科学の授業は実験ということもあり、みんなわいわいと実験に取り組んでいる。
「なぁ春香。」
「どうしたのみのっち、なんか実験でわかんないところでもあった?」
「いや、実験の内容は大丈夫。」
春香は、不思議そうな顔をしながら少し不機嫌そうにこっちをみた。
「なぁ、教室からここまで早足で何分で着く?」
「早くても2分はかかるんじゃない?校舎の構造的に」
「だよなぁ....」
この高校は2棟が並列しておりクラス教室棟と特別教室棟で分かれている。その2棟をコの字に繋がるように渡り廊下が二階以上の各階に存在する。

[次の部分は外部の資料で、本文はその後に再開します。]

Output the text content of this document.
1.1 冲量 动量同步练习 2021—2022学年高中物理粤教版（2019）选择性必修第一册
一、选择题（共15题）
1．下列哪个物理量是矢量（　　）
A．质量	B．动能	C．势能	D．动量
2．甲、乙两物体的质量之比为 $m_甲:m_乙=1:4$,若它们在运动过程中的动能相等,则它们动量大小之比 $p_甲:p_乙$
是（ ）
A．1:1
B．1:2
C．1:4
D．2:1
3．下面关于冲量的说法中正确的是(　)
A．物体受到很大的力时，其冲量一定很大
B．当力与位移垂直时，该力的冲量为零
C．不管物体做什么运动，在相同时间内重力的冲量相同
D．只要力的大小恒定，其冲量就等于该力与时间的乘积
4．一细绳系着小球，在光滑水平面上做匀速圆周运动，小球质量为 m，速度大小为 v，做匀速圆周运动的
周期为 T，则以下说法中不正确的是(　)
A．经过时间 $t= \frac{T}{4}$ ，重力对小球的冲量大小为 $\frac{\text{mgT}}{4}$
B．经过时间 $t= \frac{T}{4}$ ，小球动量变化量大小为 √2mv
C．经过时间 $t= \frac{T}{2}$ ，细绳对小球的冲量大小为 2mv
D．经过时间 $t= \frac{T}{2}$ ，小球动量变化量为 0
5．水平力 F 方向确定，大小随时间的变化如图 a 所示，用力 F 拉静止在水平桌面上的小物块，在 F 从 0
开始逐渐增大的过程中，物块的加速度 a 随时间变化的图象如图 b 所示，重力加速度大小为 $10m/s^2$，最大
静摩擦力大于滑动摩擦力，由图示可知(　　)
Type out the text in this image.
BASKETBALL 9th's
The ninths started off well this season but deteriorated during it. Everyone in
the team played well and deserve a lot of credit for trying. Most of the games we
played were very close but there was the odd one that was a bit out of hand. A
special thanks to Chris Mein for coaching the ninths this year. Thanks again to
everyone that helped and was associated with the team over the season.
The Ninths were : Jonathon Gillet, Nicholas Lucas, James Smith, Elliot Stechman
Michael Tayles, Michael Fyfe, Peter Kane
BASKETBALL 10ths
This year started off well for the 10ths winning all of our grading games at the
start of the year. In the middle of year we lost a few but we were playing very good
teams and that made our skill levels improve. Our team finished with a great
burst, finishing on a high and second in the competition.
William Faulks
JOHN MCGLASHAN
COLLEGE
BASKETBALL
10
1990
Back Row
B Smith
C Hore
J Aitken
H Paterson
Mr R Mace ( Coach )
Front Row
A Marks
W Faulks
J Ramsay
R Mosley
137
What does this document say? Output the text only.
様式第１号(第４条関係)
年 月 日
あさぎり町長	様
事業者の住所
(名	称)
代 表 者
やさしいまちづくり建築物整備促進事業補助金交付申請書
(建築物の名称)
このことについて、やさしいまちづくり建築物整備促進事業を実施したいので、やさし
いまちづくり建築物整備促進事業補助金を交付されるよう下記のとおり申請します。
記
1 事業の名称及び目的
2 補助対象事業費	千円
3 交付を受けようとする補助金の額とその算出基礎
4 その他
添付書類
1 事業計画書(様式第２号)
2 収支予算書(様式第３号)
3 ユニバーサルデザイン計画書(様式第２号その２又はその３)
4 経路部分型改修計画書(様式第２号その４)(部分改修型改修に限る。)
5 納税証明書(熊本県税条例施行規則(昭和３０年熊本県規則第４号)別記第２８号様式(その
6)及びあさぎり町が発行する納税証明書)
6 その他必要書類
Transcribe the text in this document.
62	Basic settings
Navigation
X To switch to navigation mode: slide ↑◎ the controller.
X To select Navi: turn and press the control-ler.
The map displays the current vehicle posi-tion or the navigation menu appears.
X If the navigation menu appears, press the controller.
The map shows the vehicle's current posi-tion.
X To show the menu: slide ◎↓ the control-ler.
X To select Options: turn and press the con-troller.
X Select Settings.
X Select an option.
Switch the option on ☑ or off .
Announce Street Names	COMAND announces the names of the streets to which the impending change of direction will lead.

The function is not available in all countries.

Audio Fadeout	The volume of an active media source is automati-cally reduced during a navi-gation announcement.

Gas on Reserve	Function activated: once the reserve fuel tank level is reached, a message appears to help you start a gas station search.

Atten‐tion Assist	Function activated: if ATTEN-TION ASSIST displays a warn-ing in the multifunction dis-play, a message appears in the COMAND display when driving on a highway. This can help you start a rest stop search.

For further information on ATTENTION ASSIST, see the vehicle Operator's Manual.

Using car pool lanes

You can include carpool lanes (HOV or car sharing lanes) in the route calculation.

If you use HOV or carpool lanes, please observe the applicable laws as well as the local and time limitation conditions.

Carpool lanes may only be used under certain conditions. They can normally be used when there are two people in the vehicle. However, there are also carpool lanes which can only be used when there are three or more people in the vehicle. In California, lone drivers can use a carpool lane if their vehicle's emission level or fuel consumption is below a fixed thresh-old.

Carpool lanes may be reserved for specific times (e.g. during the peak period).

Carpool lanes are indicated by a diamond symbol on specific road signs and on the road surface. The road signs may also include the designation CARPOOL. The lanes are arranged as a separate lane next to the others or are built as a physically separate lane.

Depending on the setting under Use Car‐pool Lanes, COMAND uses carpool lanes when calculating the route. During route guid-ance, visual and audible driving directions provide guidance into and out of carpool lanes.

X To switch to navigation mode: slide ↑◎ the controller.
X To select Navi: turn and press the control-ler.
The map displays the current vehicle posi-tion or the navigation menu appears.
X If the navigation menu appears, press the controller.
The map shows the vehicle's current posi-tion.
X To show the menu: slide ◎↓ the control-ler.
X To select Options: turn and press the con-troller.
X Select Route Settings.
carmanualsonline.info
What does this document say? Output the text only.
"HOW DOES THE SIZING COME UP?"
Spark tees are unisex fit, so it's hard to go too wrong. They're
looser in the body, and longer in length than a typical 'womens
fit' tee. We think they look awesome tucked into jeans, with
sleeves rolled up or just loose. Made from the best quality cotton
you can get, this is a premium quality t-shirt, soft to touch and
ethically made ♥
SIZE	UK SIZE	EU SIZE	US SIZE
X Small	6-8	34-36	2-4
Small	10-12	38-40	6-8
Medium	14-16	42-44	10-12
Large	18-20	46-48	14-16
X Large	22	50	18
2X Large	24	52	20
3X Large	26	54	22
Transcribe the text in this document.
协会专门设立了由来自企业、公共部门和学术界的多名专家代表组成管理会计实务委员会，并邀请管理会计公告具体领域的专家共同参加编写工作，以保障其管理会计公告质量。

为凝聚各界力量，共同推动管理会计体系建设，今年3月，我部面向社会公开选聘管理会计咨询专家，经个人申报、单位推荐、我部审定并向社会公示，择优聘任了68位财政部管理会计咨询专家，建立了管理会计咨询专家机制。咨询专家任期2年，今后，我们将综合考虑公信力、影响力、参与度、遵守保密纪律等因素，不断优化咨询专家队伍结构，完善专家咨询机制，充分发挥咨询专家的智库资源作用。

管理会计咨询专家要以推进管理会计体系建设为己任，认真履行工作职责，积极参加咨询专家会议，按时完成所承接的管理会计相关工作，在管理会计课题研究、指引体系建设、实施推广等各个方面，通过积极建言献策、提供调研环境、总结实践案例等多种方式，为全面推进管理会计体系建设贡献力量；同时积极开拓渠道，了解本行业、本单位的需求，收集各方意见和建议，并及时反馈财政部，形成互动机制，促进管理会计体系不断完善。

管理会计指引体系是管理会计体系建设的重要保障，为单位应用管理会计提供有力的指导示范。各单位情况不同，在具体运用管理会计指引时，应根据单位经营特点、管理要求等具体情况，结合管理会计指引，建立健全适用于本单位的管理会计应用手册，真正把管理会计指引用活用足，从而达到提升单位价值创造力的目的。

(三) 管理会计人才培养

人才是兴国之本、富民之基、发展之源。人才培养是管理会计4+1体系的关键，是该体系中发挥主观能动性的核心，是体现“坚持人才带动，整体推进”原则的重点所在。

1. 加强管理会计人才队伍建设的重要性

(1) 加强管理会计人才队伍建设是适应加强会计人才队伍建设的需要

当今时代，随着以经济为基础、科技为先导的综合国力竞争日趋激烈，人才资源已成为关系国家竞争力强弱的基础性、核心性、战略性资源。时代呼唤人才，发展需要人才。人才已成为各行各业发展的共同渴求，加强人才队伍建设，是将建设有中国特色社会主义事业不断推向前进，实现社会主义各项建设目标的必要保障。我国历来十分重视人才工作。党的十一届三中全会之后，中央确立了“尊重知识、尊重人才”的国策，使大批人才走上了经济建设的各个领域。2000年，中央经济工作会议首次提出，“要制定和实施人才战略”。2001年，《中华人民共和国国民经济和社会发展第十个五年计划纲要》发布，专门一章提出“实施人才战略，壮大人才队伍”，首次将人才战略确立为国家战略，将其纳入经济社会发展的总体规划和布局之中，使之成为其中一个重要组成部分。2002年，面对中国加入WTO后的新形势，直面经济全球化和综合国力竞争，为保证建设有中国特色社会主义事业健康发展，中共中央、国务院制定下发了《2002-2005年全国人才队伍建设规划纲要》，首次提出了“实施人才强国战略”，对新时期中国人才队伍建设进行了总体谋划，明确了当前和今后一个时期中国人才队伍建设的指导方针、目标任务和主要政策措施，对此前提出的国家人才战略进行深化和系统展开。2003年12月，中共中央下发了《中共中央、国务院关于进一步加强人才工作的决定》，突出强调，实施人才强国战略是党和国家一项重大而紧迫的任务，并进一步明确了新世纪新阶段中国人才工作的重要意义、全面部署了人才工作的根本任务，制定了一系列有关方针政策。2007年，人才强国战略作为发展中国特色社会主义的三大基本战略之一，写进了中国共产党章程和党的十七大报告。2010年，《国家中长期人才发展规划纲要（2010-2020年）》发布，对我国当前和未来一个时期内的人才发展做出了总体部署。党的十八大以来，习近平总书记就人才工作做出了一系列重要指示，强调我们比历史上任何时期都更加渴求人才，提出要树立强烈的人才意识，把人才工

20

2年生の教室は教室棟の2階にあり、第一実験室は特別教室棟の3階にある。
そのため移動だけでも時間がかかってしまうのだ。
そのため1分未満で実験室まで着くことは本来ありえないのだ。
「どうしたの?」
そんなことを考えていたら春香に声をかけられた。
「なぁ、時間って止められると思う?」
春香は瞬きを2,3回したあと呆れた顔でこっちを見てきた。
「みのっちがそんなこと言うなんて珍しいね、熱でもある?」
「あぁ、夢でも見ているのかもしれない。」
「夢見てる少年君、とりあえず実験手伝ってくれないかな?」
はいよと返事をした後試験管を取り出し、僕は見てるだけだった実験を渋々手伝うことにした。
実験は滞りなく終わり、実験結果を記録し、実験の跡片付けを始めた。
「それで質問の答えだけど」
片付けをしながら春香は答える。
「真面目に考えてくれるのか?」
「みのっちが何の根拠もなくそんなこと言うはずがないからね。」
「みのっちが急いでいて時間を見間違えたに1票」
「結局信じてないじゃないか」
「当たり前でしょこの世に魔法なんてないんだから」
SFの見過ぎよと言わんばかりの顔をして使った実験器具を先生の所へ戻しに行った。
「本当に見間違えだったのかなぁ...」
そんなことを考えている間に授業終わりのチャイムが鳴った。その瞬間ポケットに違和感を感じた。
この一瞬で”誰か”が僕に触っただが辺りを見渡しても違和感を感じる前とは何も変わらない。
「三河!号令だぞ動くな~!」
周りを見ていたら先生に怒られた。
おとなしく号令をし、ポッケにある違和感を確かめる。
ポッケの中には丁寧に折りたたまれた紙が入っていた。
「みのっちなんか警戒してるみたいな素振りしてるけどどうしたの?」
「ふぇ!いっいやなんでもないよ」
急に春香に話しかけられてびっくりした。
「そうなの?ほら鍵持ってるの実なんだからはやく教室行くよ」
「やっべぇそうだった急ごう春香」
ポッケに入っている紙を後回しにして僕達は教室へと急いだ。
このとき紙に書かれた内容を見ていれば、あの後あんなことにはならなかったのかもしれない。